People

Wang, Yizhou is a professor in the School of Computer Science, and has served as the Vice Director of the Institute of Digital Media since 2010. He obtained his Bachelor degree from Tsinghua University in 1996, and Ph.D. from University of California at Los Angeles (UCLA) in 2005. His research interests include computer vision and statistical learning.

Dr. Wang has published over 100 research papers, and most of them are published in top-tier conferences and journals, such as IEEE-TPAMI, IJCV, CVPR, ICCV and NIPS. He is an associate editor of IEEE Trans. on Cognitive and Developmental Systems. He has served as co-program chair and member of organizing committee for a number of international prestigious academic conferences. He was granted “the National Natural Science Funds for Distinguished Young Scholar” in 2016.

Dr. Wang has more than ten research projects including NSFC, 973 programs, 863 project, etc. His research achievements are summarized as follows:

1) Attentional mechanisms and computational models: Discovering and modeling the key visual perceptual processes have both scientific and practical values. Dr. Wang and his collaborators proposed novel psychophysical and the physiological approaches to discover the neural basis of bottom-up saliency map of natural images. Based on the findings a new computational model of visual saliency was devised from the information maximization principle. He also proposed a novel computational model to simulate the dynamic trait of human attention on natural images by integrating both bottom-up and top-down perceptual mechanisms.

2) Structured sparsity pursuit: This is a key feature of natural image content. He proposed efficient methods to enforce structured sparsity prior on foreground and low rank prior on background so that figures can be accurately separated from backgrounds. The proposed optimization algorithms reveal the underlying connection between discrete optimization and continuous optimization.

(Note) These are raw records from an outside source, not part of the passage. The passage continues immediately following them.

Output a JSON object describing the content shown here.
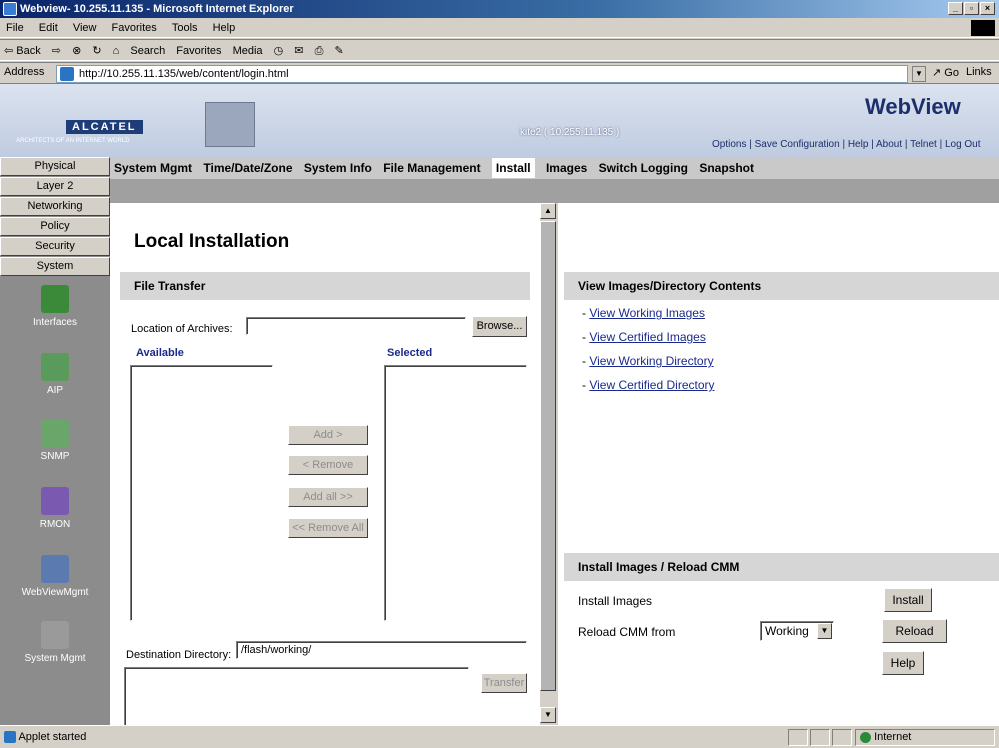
{
  "window": {
    "title": "Webview- 10.255.11.135 - Microsoft Internet Explorer",
    "controls": [
      "_",
      "á",
      "×"
    ]
  },
  "menu": [
    "File",
    "Edit",
    "View",
    "Favorites",
    "Tools",
    "Help"
  ],
  "toolbar": {
    "back": "⇦ Back",
    "forward": "⇨",
    "search": "Search",
    "favorites": "Favorites",
    "media": "Media"
  },
  "address": {
    "label": "Address",
    "url": "http://10.255.11.135/web/content/login.html",
    "go": "Go",
    "links": "Links"
  },
  "banner": {
    "brand": "ALCATEL",
    "tagline": "ARCHITECTS OF AN INTERNET WORLD",
    "host": "kite2 ( 10.255.11.135 )",
    "product": "WebView",
    "links": "Options | Save Configuration | Help | About | Telnet | Log Out"
  },
  "nav": {
    "buttons": [
      "Physical",
      "Layer 2",
      "Networking",
      "Policy",
      "Security",
      "System"
    ],
    "icons": [
      "Interfaces",
      "AIP",
      "SNMP",
      "RMON",
      "WebViewMgmt",
      "System Mgmt"
    ]
  },
  "tabs": [
    "System Mgmt",
    "Time/Date/Zone",
    "System Info",
    "File Management",
    "Install",
    "Images",
    "Switch Logging",
    "Snapshot"
  ],
  "active_tab": "Install",
  "left": {
    "title": "Local Installation",
    "file_transfer": "File Transfer",
    "location_label": "Location of Archives:",
    "location_value": "",
    "browse": "Browse...",
    "available": "Available",
    "selected": "Selected",
    "add": "Add >",
    "remove": "< Remove",
    "add_all": "Add all >>",
    "remove_all": "<< Remove All",
    "dest_label": "Destination Directory:",
    "dest_value": "/flash/working/",
    "transfer": "Transfer"
  },
  "right": {
    "view_head": "View Images/Directory Contents",
    "links": [
      "View Working Images",
      "View Certified Images",
      "View Working Directory",
      "View Certified Directory"
    ],
    "install_head": "Install Images / Reload CMM",
    "install_label": "Install Images",
    "install_btn": "Install",
    "reload_label": "Reload CMM from",
    "reload_select": "Working",
    "reload_btn": "Reload",
    "help_btn": "Help"
  },
  "status": {
    "left": "Applet started",
    "zone": "Internet"
  }
}
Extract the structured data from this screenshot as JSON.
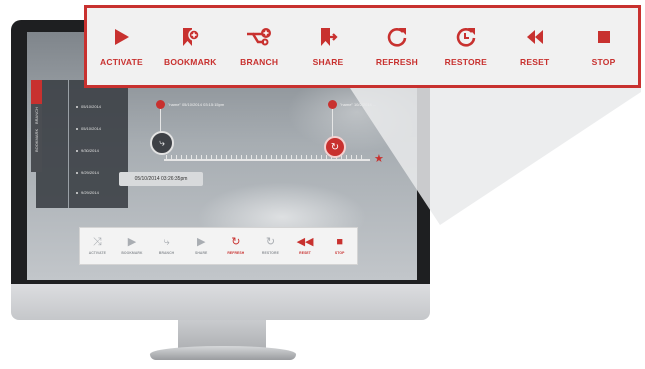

3) Object and scene structure analysis: This is a core area of current computer vision research. Many convincing psychological evidences suggested that parts play a significant role in object/scene perception and recognition. He introduced perceptual cues to decompose objects into semantic parts and proposed a computational model to measure “perceptual importance” of the parts and harness the measure to improve object detection/recognition. He also proposed a weakly supervised method to learn hierarchical structures of natural scenes for image understanding. The method suggests a novel means of turning the notorious hard structure learning problem into a much easier parameter learning problem.